November 5, 2015
One of the many things that makes the American Museum of Natural History so fascinating is its combination of architecture–very different styles from varying time periods that together make up 25 separate structures. The original Victorian Gothic building was erected in 1877, followed and eclipsed quickly by the southern neo-Romanesque stretch. Then, in 1936, the grand Beaux-Arts entrance was added, and in 2000 the famous glass box known as the Rose Center for Earth and Space was built. Now, the museum is growing yet again, reports the Times, this time with a $325 million expansion courtesy of Studio Gang. In addition to its hefty price tag and undulating form, the addition is significant for the fact that it will be the first female-led project associated with the museum structure, as the firm is headed up by starchitect Jeanne Gang.

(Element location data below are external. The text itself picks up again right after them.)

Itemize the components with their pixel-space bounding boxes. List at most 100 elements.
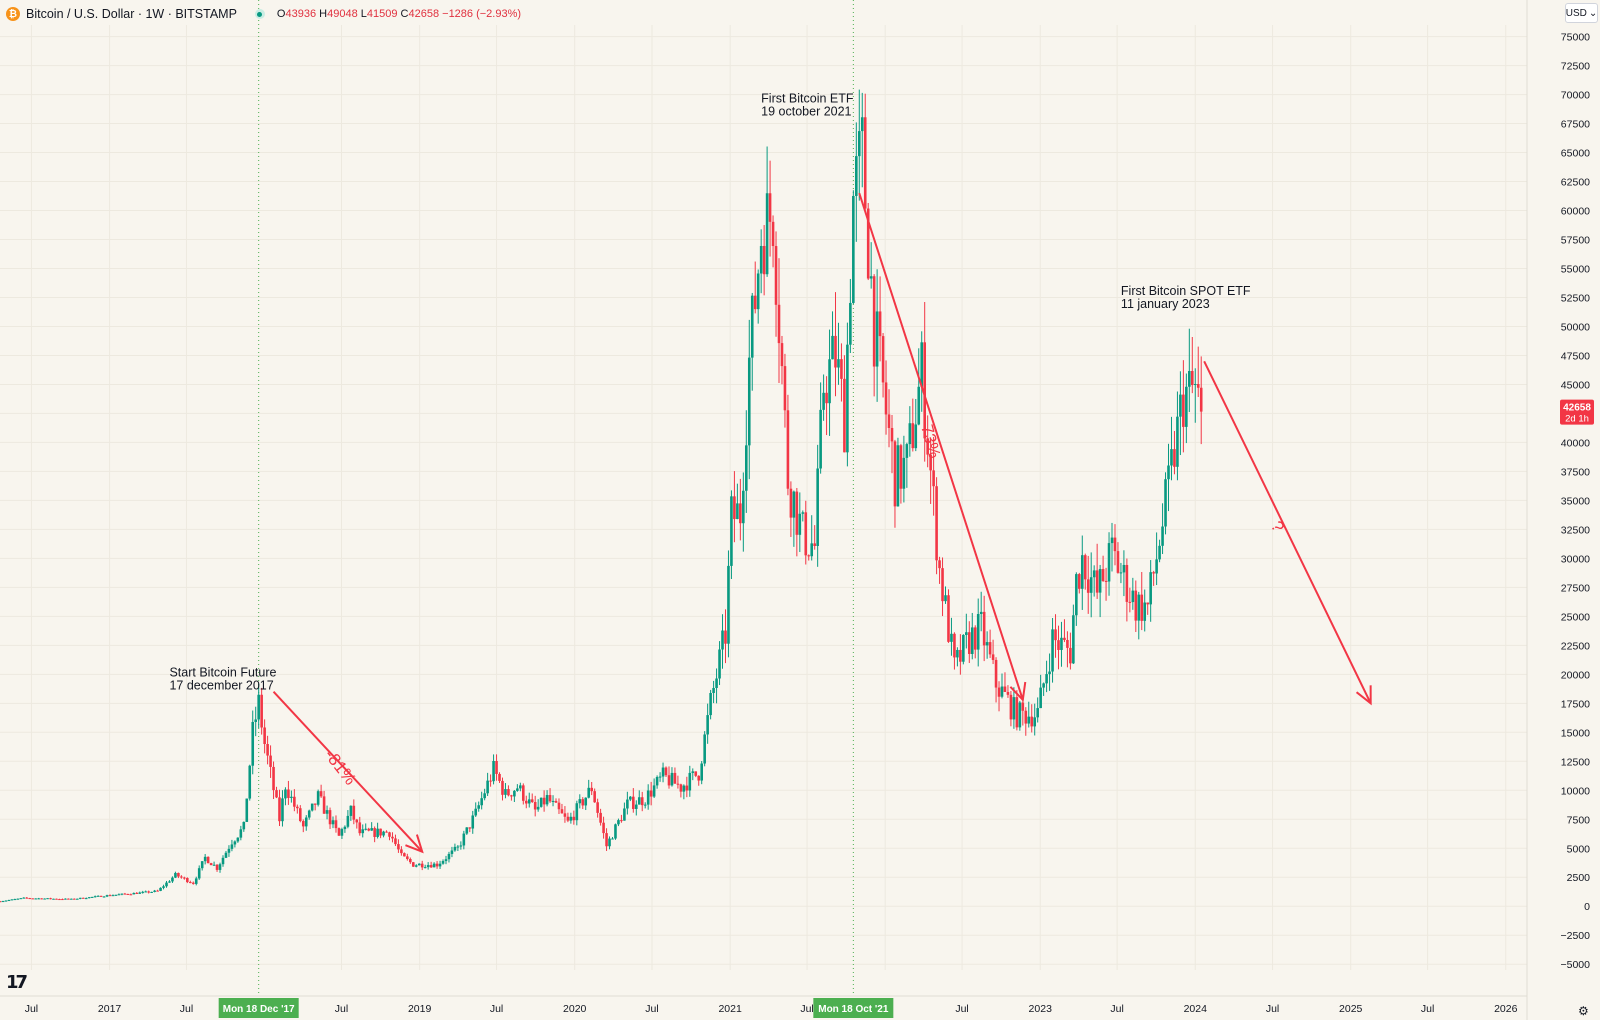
candle xyxy=(174,871,177,879)
candle xyxy=(453,843,457,852)
time-tick-label: Jul xyxy=(180,1003,193,1015)
symbol-title[interactable]: Bitcoin / U.S. Dollar · 1W · BITSTAMP xyxy=(26,7,237,21)
candle xyxy=(177,872,180,879)
candle-body xyxy=(926,438,929,455)
candle-body xyxy=(634,804,638,809)
tradingview-logo-icon[interactable]: 17 xyxy=(6,972,28,993)
candle xyxy=(1146,602,1149,615)
candle xyxy=(962,634,965,665)
candle xyxy=(727,550,730,658)
candle-body xyxy=(1089,577,1093,593)
candle-body xyxy=(753,295,757,310)
candle xyxy=(435,861,439,869)
candle xyxy=(643,802,647,809)
price-axis: −5000 −2500 0 2500 5000 7500 10000 12500 15000 17… xyxy=(1526,0,1591,1020)
candle xyxy=(762,225,766,296)
price-tick-label: 10000 xyxy=(1561,785,1590,797)
candle xyxy=(281,790,284,827)
candle-body xyxy=(777,304,781,344)
candle-body xyxy=(403,853,406,857)
candle-body xyxy=(177,872,180,877)
candle-body xyxy=(1158,545,1161,560)
candle xyxy=(87,897,91,899)
candle-body xyxy=(447,853,451,860)
candle xyxy=(447,851,451,863)
candle xyxy=(733,471,736,543)
candle-body xyxy=(397,844,400,850)
candle-body xyxy=(1075,574,1078,616)
candle xyxy=(1066,631,1069,668)
candle-body xyxy=(1134,590,1138,621)
candle-body xyxy=(1143,602,1147,621)
candle-body xyxy=(959,649,962,662)
candle xyxy=(846,322,849,467)
candle-body xyxy=(10,899,14,901)
candle-body xyxy=(58,899,61,901)
price-tick-label: 67500 xyxy=(1561,119,1590,131)
candle-body xyxy=(1083,555,1087,580)
price-tick-label: 0 xyxy=(1584,901,1590,913)
candle xyxy=(450,846,454,858)
candle-body xyxy=(206,856,210,864)
candle xyxy=(935,477,938,575)
candle-body xyxy=(135,892,139,894)
candle xyxy=(566,812,570,823)
candle-body xyxy=(227,848,231,853)
candle xyxy=(471,810,475,834)
candle xyxy=(46,898,49,900)
candle-body xyxy=(90,896,94,898)
candle-body xyxy=(301,821,305,827)
candle xyxy=(0,900,2,903)
candle-body xyxy=(352,805,356,820)
candle-body xyxy=(1012,697,1016,720)
candle xyxy=(108,894,112,897)
candle xyxy=(554,798,558,803)
candle-body xyxy=(575,803,579,821)
candle-body xyxy=(786,410,790,489)
candle xyxy=(920,331,924,412)
candle-body xyxy=(96,895,100,897)
candle-body xyxy=(84,898,88,900)
currency-button[interactable]: USD ⌄ xyxy=(1565,3,1598,23)
candle-body xyxy=(673,772,677,784)
candle-body xyxy=(860,117,864,132)
candle xyxy=(218,862,222,873)
candle xyxy=(533,795,537,817)
candle-body xyxy=(81,897,85,899)
candle-body xyxy=(855,156,858,196)
candle-body xyxy=(617,820,620,825)
candle xyxy=(703,731,706,767)
candle xyxy=(739,478,742,541)
candle xyxy=(296,804,299,814)
candle xyxy=(602,816,605,839)
candle-body xyxy=(527,799,531,804)
candle-body xyxy=(105,895,109,897)
candle xyxy=(423,864,427,869)
candle xyxy=(1054,614,1057,658)
candle-body xyxy=(1018,702,1022,728)
candle xyxy=(52,898,55,900)
candle-body xyxy=(73,898,76,900)
candle-body xyxy=(1057,640,1060,650)
candle-body xyxy=(1000,686,1004,697)
candle xyxy=(355,818,359,829)
candle xyxy=(730,490,733,579)
candle xyxy=(519,782,522,792)
price-tick-label: −5000 xyxy=(1561,959,1591,971)
candle-body xyxy=(649,790,653,797)
candle xyxy=(670,767,674,787)
gear-icon[interactable]: ⚙ xyxy=(1578,1004,1589,1018)
candle xyxy=(1,900,5,903)
candle xyxy=(563,806,567,823)
price-tick-label: 35000 xyxy=(1561,495,1590,507)
candle xyxy=(834,292,837,397)
candle xyxy=(706,703,709,744)
candle xyxy=(1092,565,1096,597)
annotation-line: First Bitcoin SPOT ETF xyxy=(1121,284,1251,298)
candle xyxy=(114,894,118,896)
arrow-head xyxy=(405,834,424,854)
candle-body xyxy=(141,891,145,893)
candle xyxy=(849,278,852,353)
candle-body xyxy=(373,828,376,837)
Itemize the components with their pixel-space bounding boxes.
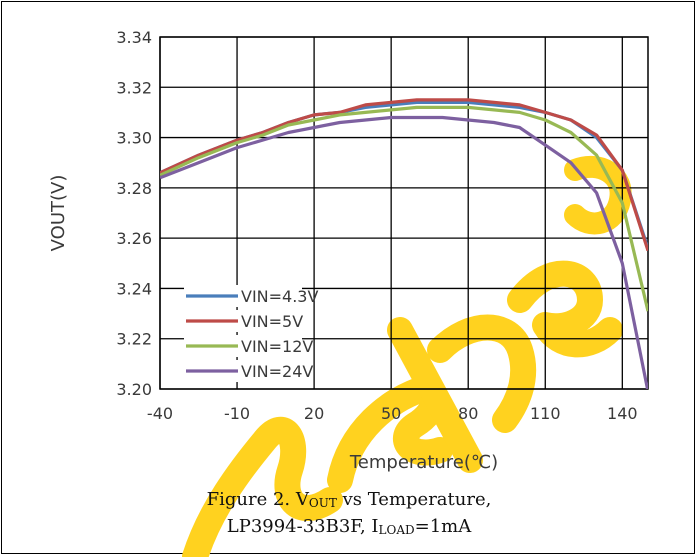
x-axis-label: Temperature(℃): [349, 452, 498, 473]
plot-area-border: [159, 36, 649, 390]
line-chart: 3.34 3.32 3.30 3.28 3.26 3.24 3.22 3.20 -40 -10 2…: [48, 28, 649, 473]
x-tick-label: -10: [224, 404, 250, 423]
legend-label-4: VIN=24V: [241, 362, 313, 381]
caption-line-2: LP3994-33B3F, ILOAD=1mA: [226, 516, 472, 537]
x-tick-label: 140: [607, 404, 638, 423]
legend-label-3: VIN=12V: [241, 337, 313, 356]
x-tick-label: -40: [147, 404, 173, 423]
legend: VIN=4.3V VIN=5V VIN=12V VIN=24V: [184, 285, 318, 382]
y-tick-label: 3.34: [116, 28, 152, 47]
y-tick-label: 3.26: [116, 229, 152, 248]
legend-background: [184, 310, 302, 332]
series-line-1: [160, 100, 648, 249]
y-axis-label: VOUT(V): [48, 175, 69, 252]
watermark-stroke: [387, 314, 537, 473]
x-tick-label: 80: [458, 404, 478, 423]
y-tick-labels: 3.34 3.32 3.30 3.28 3.26 3.24 3.22 3.20: [116, 28, 152, 399]
legend-background: [184, 360, 302, 382]
caption-line-1: Figure 2. VOUT vs Temperature,: [206, 489, 492, 510]
y-tick-label: 3.22: [116, 330, 152, 349]
x-tick-labels: -40 -10 20 50 80 110 140: [147, 404, 638, 423]
y-tick-label: 3.30: [116, 129, 152, 148]
y-tick-label: 3.32: [116, 78, 152, 97]
watermark-stroke: [182, 416, 343, 557]
y-tick-label: 3.24: [116, 279, 152, 298]
series-line-4: [160, 115, 648, 389]
y-tick-label: 3.28: [116, 179, 152, 198]
x-tick-label: 20: [304, 404, 324, 423]
figure-caption: Figure 2. VOUT vs Temperature, LP3994-33…: [0, 487, 698, 541]
legend-label-1: VIN=4.3V: [241, 287, 318, 306]
series-line-2: [160, 98, 648, 252]
legend-label-2: VIN=5V: [241, 312, 303, 331]
x-tick-label: 50: [381, 404, 401, 423]
legend-background: [184, 335, 302, 357]
legend-background: [184, 285, 302, 307]
series-line-3: [160, 105, 648, 312]
series-lines: [160, 98, 648, 389]
x-tick-label: 110: [530, 404, 561, 423]
y-tick-label: 3.20: [116, 380, 152, 399]
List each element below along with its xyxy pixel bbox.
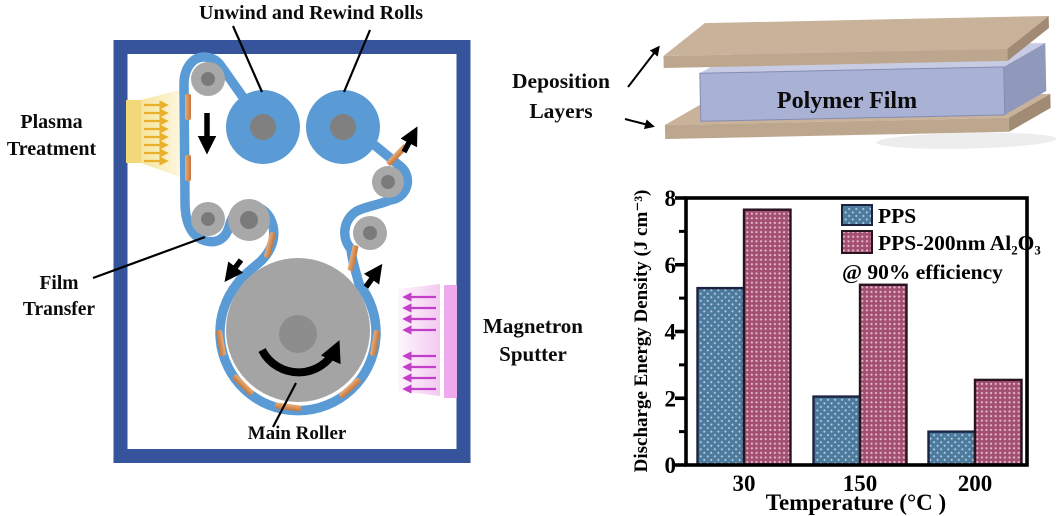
arrow-top-layer	[627, 45, 660, 88]
bar-PPS-30	[696, 286, 746, 467]
rewind-roll-hub	[330, 114, 356, 140]
bar-PPS-200nm Al₂O₃-150	[858, 283, 908, 467]
x-axis-category-labels: 30 150 200	[733, 471, 993, 496]
sputter-target	[444, 285, 457, 398]
polymer-film-label: Polymer Film	[776, 88, 918, 114]
main-roller-hub	[279, 315, 317, 353]
unwind-roll	[226, 90, 300, 164]
svg-text:150: 150	[843, 471, 878, 496]
rewind-roll	[306, 90, 380, 164]
discharge-energy-chart: 0 2 4 6 8 30 150 200 Discharge Energy Density …	[631, 186, 1041, 515]
deposition-layers-label: Deposition Layers	[512, 69, 610, 124]
magnetron-source	[398, 284, 457, 398]
bar-PPS-200	[927, 430, 977, 467]
leader-film-transfer	[92, 235, 206, 280]
magnetron-sputter-label: Magnetron Sputter	[483, 314, 583, 367]
svg-text:6: 6	[665, 253, 677, 278]
plasma-treatment-label: Plasma Treatment	[6, 111, 97, 160]
unwind-roll-hub	[250, 114, 276, 140]
svg-text:2: 2	[665, 386, 677, 411]
film-transfer-label: Film Transfer	[22, 273, 96, 321]
slab-shadow	[876, 132, 1057, 149]
plasma-arrows	[144, 100, 169, 166]
x-axis-title: Temperature (°C )	[766, 490, 946, 515]
guide-rollers	[191, 62, 404, 250]
plasma-beam	[141, 90, 180, 177]
legend-annotation: @ 90% efficiency	[842, 260, 1003, 284]
main-roller-label: Main Roller	[247, 423, 347, 444]
sputter-arrows	[402, 292, 436, 394]
polymer-film-slab	[663, 15, 1057, 149]
plasma-source	[126, 90, 180, 177]
rotation-arrow	[258, 340, 341, 377]
bar-PPS-200nm Al₂O₃-200	[973, 378, 1023, 467]
y-axis-ticks: 0 2 4 6 8	[665, 186, 686, 478]
svg-text:8: 8	[665, 186, 677, 211]
leader-main-roller	[272, 382, 297, 428]
arrow-bottom-layer	[624, 118, 655, 130]
y-axis-title: Discharge Energy Density (J cm⁻³)	[631, 190, 652, 473]
bar-PPS-200nm Al₂O₃-30	[742, 208, 792, 467]
legend-label-pps: PPS	[878, 204, 916, 228]
deposition-arrows	[624, 45, 660, 130]
legend-swatch-pps-al2o3	[841, 230, 873, 254]
deposition-layer-top	[663, 15, 1049, 69]
chart-legend: PPS PPS-200nm Al₂O₃ @ 90% efficiency	[841, 204, 1041, 284]
svg-text:200: 200	[958, 471, 993, 496]
legend-label-pps-al2o3: PPS-200nm Al₂O₃	[878, 231, 1041, 255]
plot-frame	[684, 196, 1029, 467]
unwind-rewind-rolls-label: Unwind and Rewind Rolls	[199, 2, 423, 24]
svg-text:30: 30	[733, 471, 756, 496]
sputter-beam	[398, 284, 440, 396]
bar-PPS-150	[812, 395, 862, 467]
legend-swatch-pps	[841, 204, 873, 226]
leader-rewind	[342, 29, 372, 93]
main-roller	[226, 258, 370, 402]
leader-lines	[92, 25, 372, 428]
film-direction-arrows	[197, 113, 418, 289]
svg-text:0: 0	[665, 453, 677, 478]
leader-unwind	[231, 25, 264, 93]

The Times calls the concept for the new Richard Gilder Center for Science, Education and Innovation "both cautious and audacious," noting that it "consumes less coveted park space than expected, while introducing a contemporary aesthetic that evokes Frank Gehry’s museum in Bilbao, Spain, in its undulating exterior and Turkey’s underground city of Cappadocia in its cavelike interior." The new 218,00-square-foot Center will help solve circulation issues (it will create more than 30 access points across ten buildings) and will be an integrated space for museum activities and research.